Мы понимали, что о жене и ни о чем другом думать нам нельзя. Можно только о том, что стояло посредине в бутыли, оплетенной лозой, которая шелестела, если взяться за ручку. Мы должны были думать только об этом и о войне, которой конца не видно, о бутыли и о бесконечной войне! То и другое было крепко связано меж собой: бутыль могла нас от войны на несколько часов или навеки избавить, и потому стоило посидеть на возу и подождать, пока не расхрабрится кто-нибудь. Ни так и ни этак проиграть мы не могли. Всякий это знал, и потому спокойненько мы сидели и никто не жаловался на холод, никто не удивился шагам в темноте и тому, что кто-то подошел к нашей повозке. «Это я!» — сказал часовой.
Он мог себя и не называть. Мы и без того знали, что он вернется, и на повозку к нам подсядет, и будет с нами, никуда не денется. Сел он на свое место, и его никто не прогнал. Мужик, значит, что надо! Теперь он стал наш, связанный с нами, как рука с телом, и Яно теперь не посмел ему сказать, что нас пятеро и что на каждого пришлось бы больше, будь нас четверо. Этого Яно не сказал, ведь он тоже мужик что надо! В нашей батарее таких много, слов нет.
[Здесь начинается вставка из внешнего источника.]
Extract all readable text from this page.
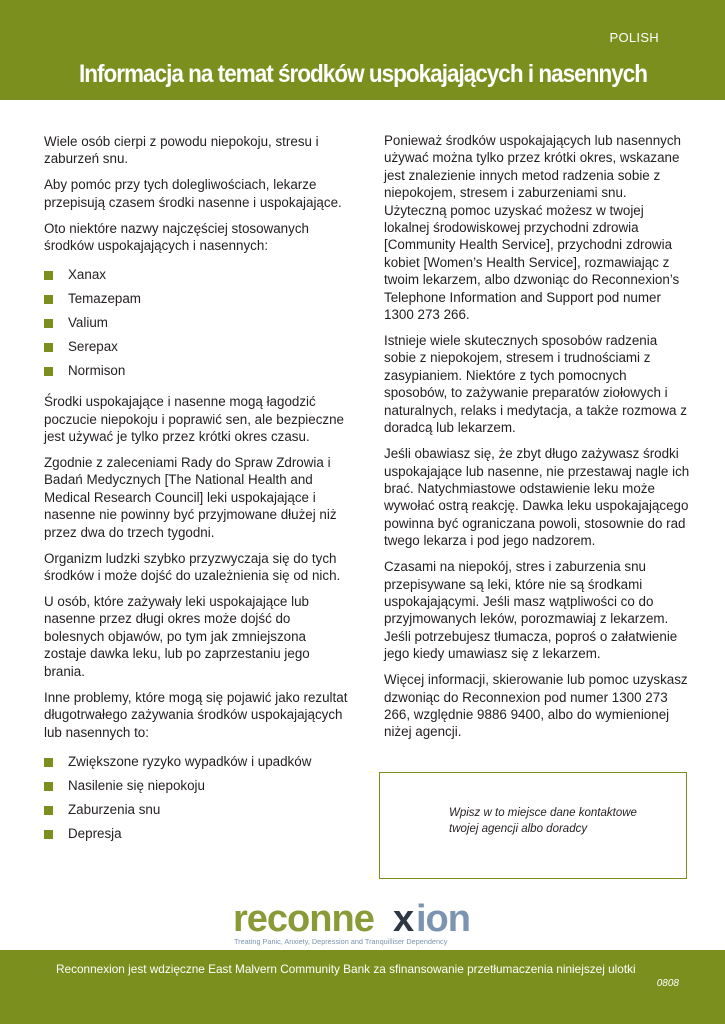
POLISH
Informacja na temat środków uspokajających i nasennych

Wiele osób cierpi z powodu niepokoju, stresu i zaburzeń snu.

Aby pomóc przy tych dolegliwościach, lekarze przepisują czasem środki nasenne i uspokajające.

Oto niektóre nazwy najczęściej stosowanych środków uspokajających i nasennych:

Xanax
Temazepam
Valium
Serepax
Normison

Środki uspokajające i nasenne mogą łagodzić poczucie niepokoju i poprawić sen, ale bezpieczne jest używać je tylko przez krótki okres czasu.

Zgodnie z zaleceniami Rady do Spraw Zdrowia i Badań Medycznych [The National Health and Medical Research Council] leki uspokajające i nasenne nie powinny być przyjmowane dłużej niż przez dwa do trzech tygodni.

Organizm ludzki szybko przyzwyczaja się do tych środków i może dojść do uzależnienia się od nich.

U osób, które zażywały leki uspokajające lub nasenne przez długi okres może dojść do bolesnych objawów, po tym jak zmniejszona zostaje dawka leku, lub po zaprzestaniu jego brania.

Inne problemy, które mogą się pojawić jako rezultat długotrwałego zażywania środków uspokajających lub nasennych to:

Zwiększone ryzyko wypadków i upadków
Nasilenie się niepokoju
Zaburzenia snu
Depresja

Ponieważ środków uspokajających lub nasennych używać można tylko przez krótki okres, wskazane jest znalezienie innych metod radzenia sobie z niepokojem, stresem i zaburzeniami snu. Użyteczną pomoc uzyskać możesz w twojej lokalnej środowiskowej przychodni zdrowia [Community Health Service], przychodni zdrowia kobiet [Women’s Health Service], rozmawiając z twoim lekarzem, albo dzwoniąc do Reconnexion’s Telephone Information and Support pod numer 1300 273 266.

Istnieje wiele skutecznych sposobów radzenia sobie z niepokojem, stresem i trudnościami z zasypianiem. Niektóre z tych pomocnych sposobów, to zażywanie preparatów ziołowych i naturalnych, relaks i medytacja, a także rozmowa z doradcą lub lekarzem.

Jeśli obawiasz się, że zbyt długo zażywasz środki uspokajające lub nasenne, nie przestawaj nagle ich brać. Natychmiastowe odstawienie leku może wywołać ostrą reakcję. Dawka leku uspokajającego powinna być ograniczana powoli, stosownie do rad twego lekarza i pod jego nadzorem.

Czasami na niepokój, stres i zaburzenia snu przepisywane są leki, które nie są środkami uspokajającymi. Jeśli masz wątpliwości co do przyjmowanych leków, porozmawiaj z lekarzem. Jeśli potrzebujesz tłumacza, poproś o załatwienie jego kiedy umawiasz się z lekarzem.

Więcej informacji, skierowanie lub pomoc uzyskasz dzwoniąc do Reconnexion pod numer 1300 273 266, względnie 9886 9400, albo do wymienionej niżej agencji.

Wpisz w to miejsce dane kontaktowe twojej agencji albo doradcy

reconne x ion
Treating Panic, Anxiety, Depression and Tranquilliser Dependency

Reconnexion jest wdzięczne East Malvern Community Bank za sfinansowanie przetłumaczenia niniejszej ulotki

0808
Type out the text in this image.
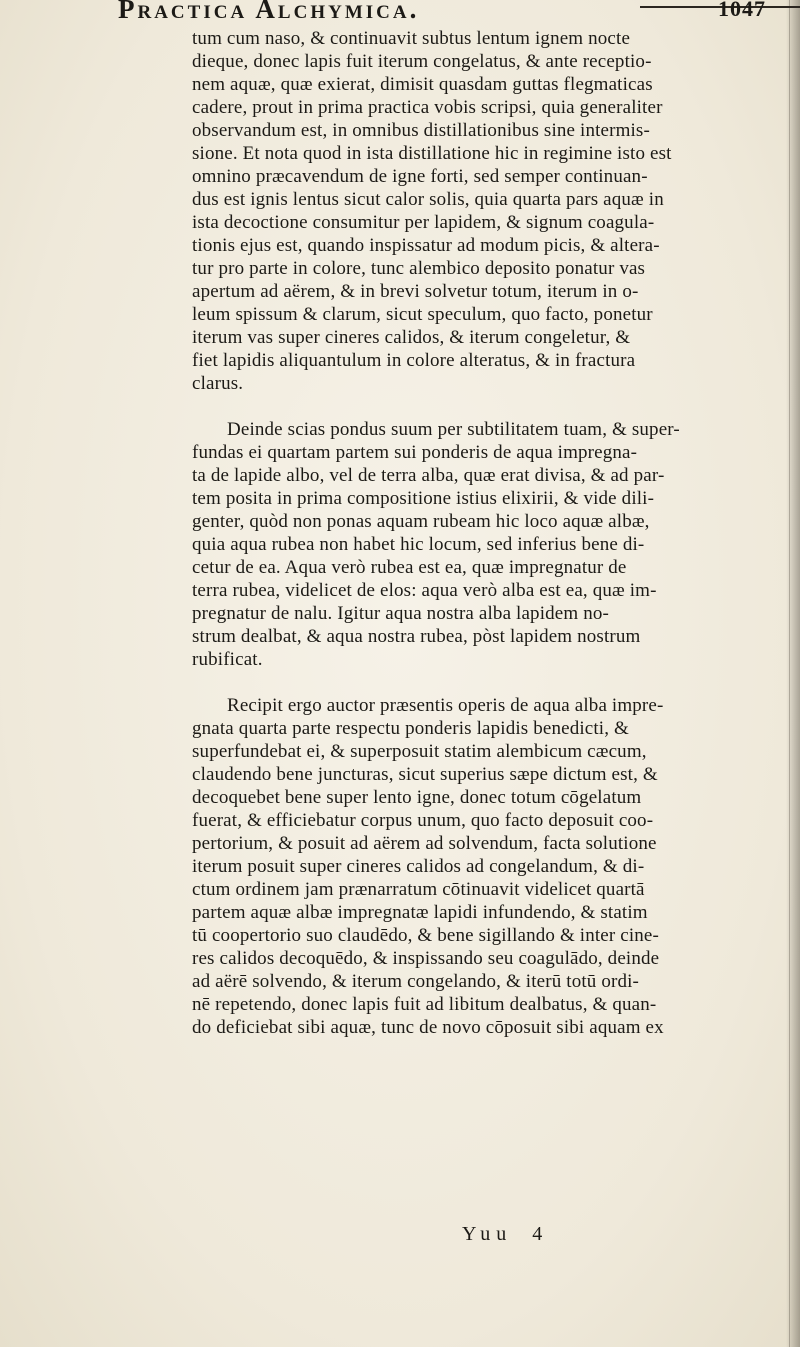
Practica Alchymica.	1047
tum cum naso, & continuavit subtus lentum ignem nocte
dieque, donec lapis fuit iterum congelatus, & ante receptio-
nem aquæ, quæ exierat, dimisit quasdam guttas flegmaticas
cadere, prout in prima practica vobis scripsi, quia generaliter
observandum est, in omnibus distillationibus sine intermis-
sione. Et nota quod in ista distillatione hic in regimine isto est
omnino præcavendum de igne forti, sed semper continuan-
dus est ignis lentus sicut calor solis, quia quarta pars aquæ in
ista decoctione consumitur per lapidem, & signum coagula-
tionis ejus est, quando inspissatur ad modum picis, & altera-
tur pro parte in colore, tunc alembico deposito ponatur vas
apertum ad aërem, & in brevi solvetur totum, iterum in o-
leum spissum & clarum, sicut speculum, quo facto, ponetur
iterum vas super cineres calidos, & iterum congeletur, &
fiet lapidis aliquantulum in colore alteratus, & in fractura
clarus.
Deinde scias pondus suum per subtilitatem tuam, & super-
fundas ei quartam partem sui ponderis de aqua impregna-
ta de lapide albo, vel de terra alba, quæ erat divisa, & ad par-
tem posita in prima compositione istius elixirii, & vide dili-
genter, quòd non ponas aquam rubeam hic loco aquæ albæ,
quia aqua rubea non habet hic locum, sed inferius bene di-
cetur de ea. Aqua verò rubea est ea, quæ impregnatur de
terra rubea, videlicet de elos: aqua verò alba est ea, quæ im-
pregnatur de nalu. Igitur aqua nostra alba lapidem no-
strum dealbat, & aqua nostra rubea, pòst lapidem nostrum
rubificat.
Recipit ergo auctor præsentis operis de aqua alba impre-
gnata quarta parte respectu ponderis lapidis benedicti, &
superfundebat ei, & superposuit statim alembicum cæcum,
claudendo bene juncturas, sicut superius sæpe dictum est, &
decoquebet bene super lento igne, donec totum cōgelatum
fuerat, & efficiebatur corpus unum, quo facto deposuit coo-
pertorium, & posuit ad aërem ad solvendum, facta solutione
iterum posuit super cineres calidos ad congelandum, & di-
ctum ordinem jam prænarratum cōtinuavit videlicet quartā
partem aquæ albæ impregnatæ lapidi infundendo, & statim
tū coopertorio suo claudēdo, & bene sigillando & inter cine-
res calidos decoquēdo, & inspissando seu coagulādo, deinde
ad aërē solvendo, & iterum congelando, & iterū totū ordi-
nē repetendo, donec lapis fuit ad libitum dealbatus, & quan-
do deficiebat sibi aquæ, tunc de novo cōposuit sibi aquam ex
Yuu 4
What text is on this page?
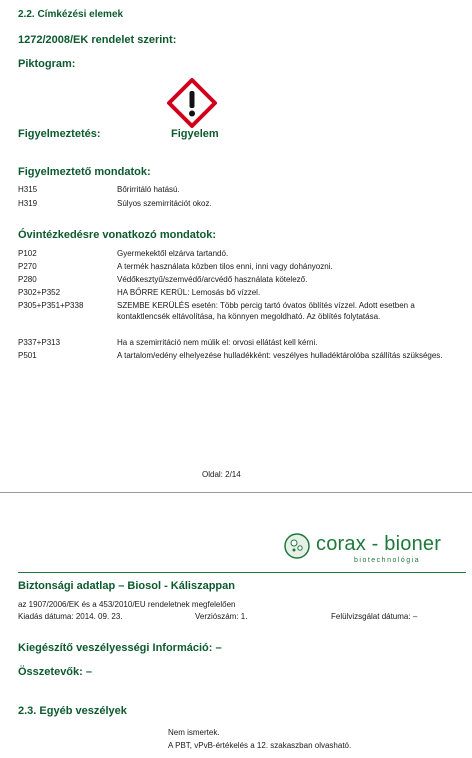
2.2. Címkézési elemek
1272/2008/EK rendelet szerint:
Piktogram:
Figyelmeztetés:	Figyelem
Figyelmeztető mondatok:
H315	Bőrirritáló hatású.
H319	Súlyos szemirritációt okoz.
Óvintézkedésre vonatkozó mondatok:
P102	Gyermekektől elzárva tartandó.
P270	A termék használata közben tilos enni, inni vagy dohányozni.
P280	Védőkesztyű/szemvédő/arcvédő használata kötelező.
P302+P352	HA BŐRRE KERÜL: Lemosás bő vízzel.
P305+P351+P338	SZEMBE KERÜLÉS esetén: Több percig tartó óvatos öblítés vízzel. Adott esetben a kontaktlencsék eltávolítása, ha könnyen megoldható. Az öblítés folytatása.
P337+P313	Ha a szemirritáció nem múlik el: orvosi ellátást kell kérni.
P501	A tartalom/edény elhelyezése hulladékként: veszélyes hulladéktárolóba szállítás szükséges.
Oldal: 2/14
corax - bioner
biotechnológia
Biztonsági adatlap – Biosol - Káliszappan
az 1907/2006/EK és a 453/2010/EU rendeletnek megfelelően
Kiadás dátuma: 2014. 09. 23.	Verziószám: 1.	Felülvizsgálat dátuma: –
Kiegészítő veszélyességi Információ: –
Összetevők: –
2.3. Egyéb veszélyek
Nem ismertek.
A PBT, vPvB-értékelés a 12. szakaszban olvasható.
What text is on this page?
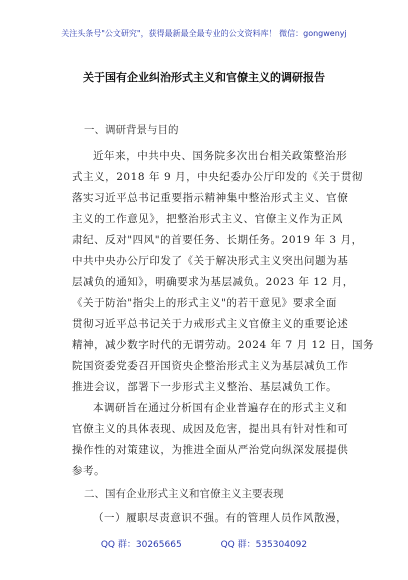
关注头条号"公文研究"，获得最新最全最专业的公文资料库！ 微信：gongwenyj
关于国有企业纠治形式主义和官僚主义的调研报告
一、调研背景与目的

近年来，中共中央、国务院多次出台相关政策整治形

式主义，2018 年 9 月，中央纪委办公厅印发的《关于贯彻

落实习近平总书记重要指示精神集中整治形式主义、官僚

主义的工作意见》，把整治形式主义、官僚主义作为正风

肃纪、反对"四风"的首要任务、长期任务。2019 年 3 月，

中共中央办公厅印发了《关于解决形式主义突出问题为基

层减负的通知》，明确要求为基层减负。2023 年 12 月，

《关于防治"指尖上的形式主义"的若干意见》要求全面

贯彻习近平总书记关于力戒形式主义官僚主义的重要论述

精神，减少数字时代的无谓劳动。2024 年 7 月 12 日，国务

院国资委党委召开国资央企整治形式主义为基层减负工作

推进会议，部署下一步形式主义整治、基层减负工作。

本调研旨在通过分析国有企业普遍存在的形式主义和

官僚主义的具体表现、成因及危害，提出具有针对性和可

操作性的对策建议，为推进全面从严治党向纵深发展提供

参考。

二、国有企业形式主义和官僚主义主要表现

（一）履职尽责意识不强。有的管理人员作风散漫，

QQ 群：30265665	QQ 群：535304092
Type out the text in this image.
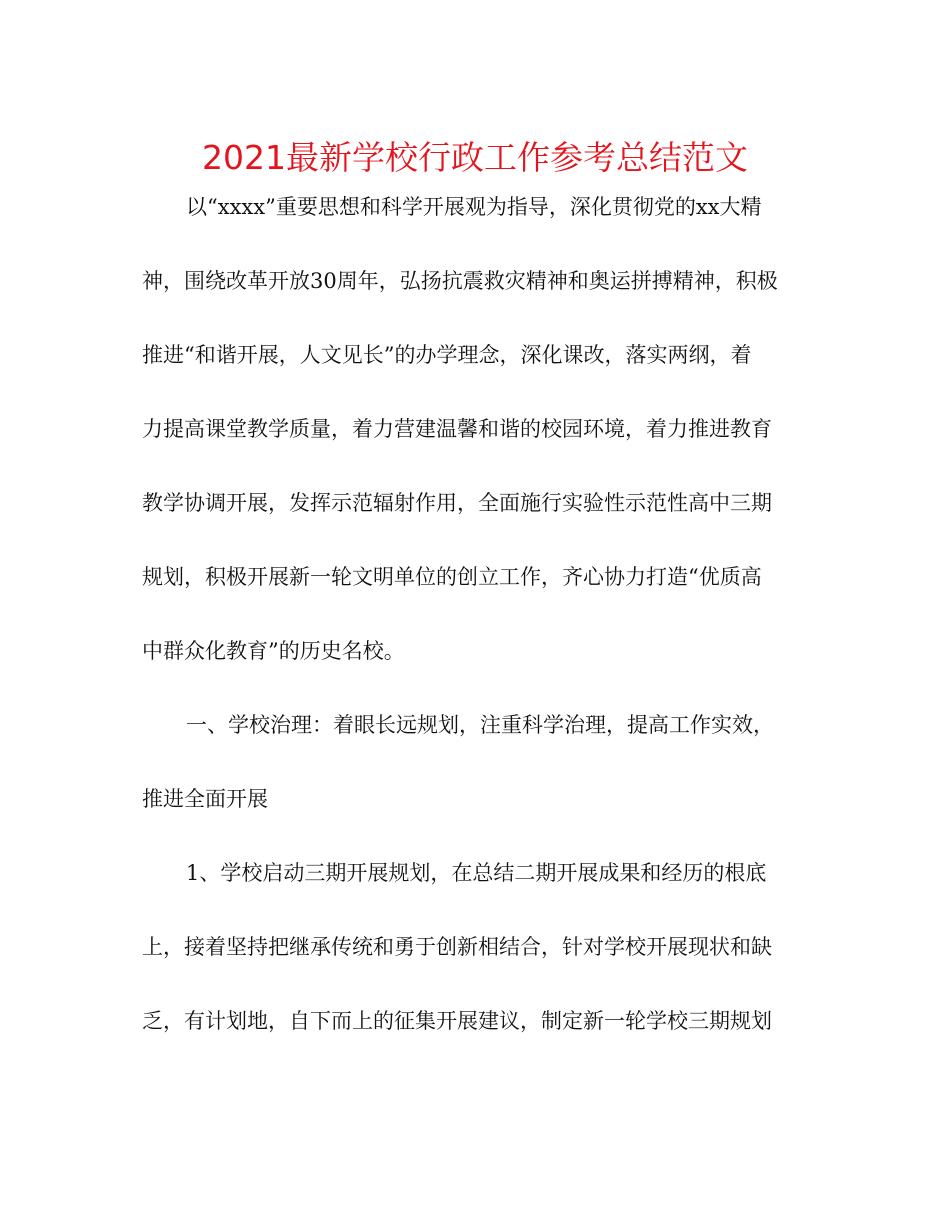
2021最新学校行政工作参考总结范文
以“xxxx”重要思想和科学开展观为指导，深化贯彻党的xx大精
神，围绕改革开放30周年，弘扬抗震救灾精神和奥运拼搏精神，积极
推进“和谐开展，人文见长”的办学理念，深化课改，落实两纲，着
力提高课堂教学质量，着力营建温馨和谐的校园环境，着力推进教育
教学协调开展，发挥示范辐射作用，全面施行实验性示范性高中三期
规划，积极开展新一轮文明单位的创立工作，齐心协力打造“优质高
中群众化教育”的历史名校。
一、学校治理：着眼长远规划，注重科学治理，提高工作实效，
推进全面开展
1、学校启动三期开展规划，在总结二期开展成果和经历的根底
上，接着坚持把继承传统和勇于创新相结合，针对学校开展现状和缺
乏，有计划地，自下而上的征集开展建议，制定新一轮学校三期规划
И Яно из нашей деревни опять схватил бутыль, и прутяная оплетка зашуршала. Я все хорошо слышал. Откупорил Яно бутыль, понюхал и сказал: «Совсем как спирт», — и на прежнее место бутыль поставил. Голос у него был, как всегда. Потом Яно резко сказал: «Начинай!» Он это мне сказал, никому другому не мог сказать, и все правильно его поняли. Первому выпить полагалось мне. Осенил я себя крестом второпях и порадовался, что ночь сейчас и никто не видит, а то еще подумали бы, что я боюсь. Я уже притронулся к бутыли, а часовой и спрашивает: «А попрощаться нам не надо?» — «На это времени хватит!» — сурово ответил Яно. И ясно стало, что он никому уклониться не позволит, потому как сам боится, что испугается и убежит. «Конечно», — сказал я, голос мой дрожал, и я сказал себе, что бутыль надо держать крепко и что ни слова не могу больше произнести. Дыхание у меня сперло, словно я был уверен, что в бутыли спирт древесный и такова воля божья… И начал пить. Показалось мне, что долго очень я пью, и остановился. Дружки мои молчали. Перепугала меня эта тишина, а может, этой ночи я боялся. Не знаю почему, но никто бутыль у меня не просил, и тут мне страшно стало: бросят они меня, да и уйдут. И боязно мне было еще, что выпил мало. Этого я боялся больше всего. Много древесного спирта мимо пролилось, подбородок мой стал весь мокрый. «Пресвятая богородица!» — только и сказал я да подумал еще, что ослепну, а этого уж никак нельзя было допустить. И тут я чуть не расплакался, поднял бутыль, снова пить стал, и все пил бы и пил, пока Яно не вырвал бутыль из моих рук, и когда мы с ним сцепились, он сильно двинул меня в грудь, но сказать я ничего ему не посмел, чувствовал, что сделал я что-то не по-товарищески. И стало мне грустно.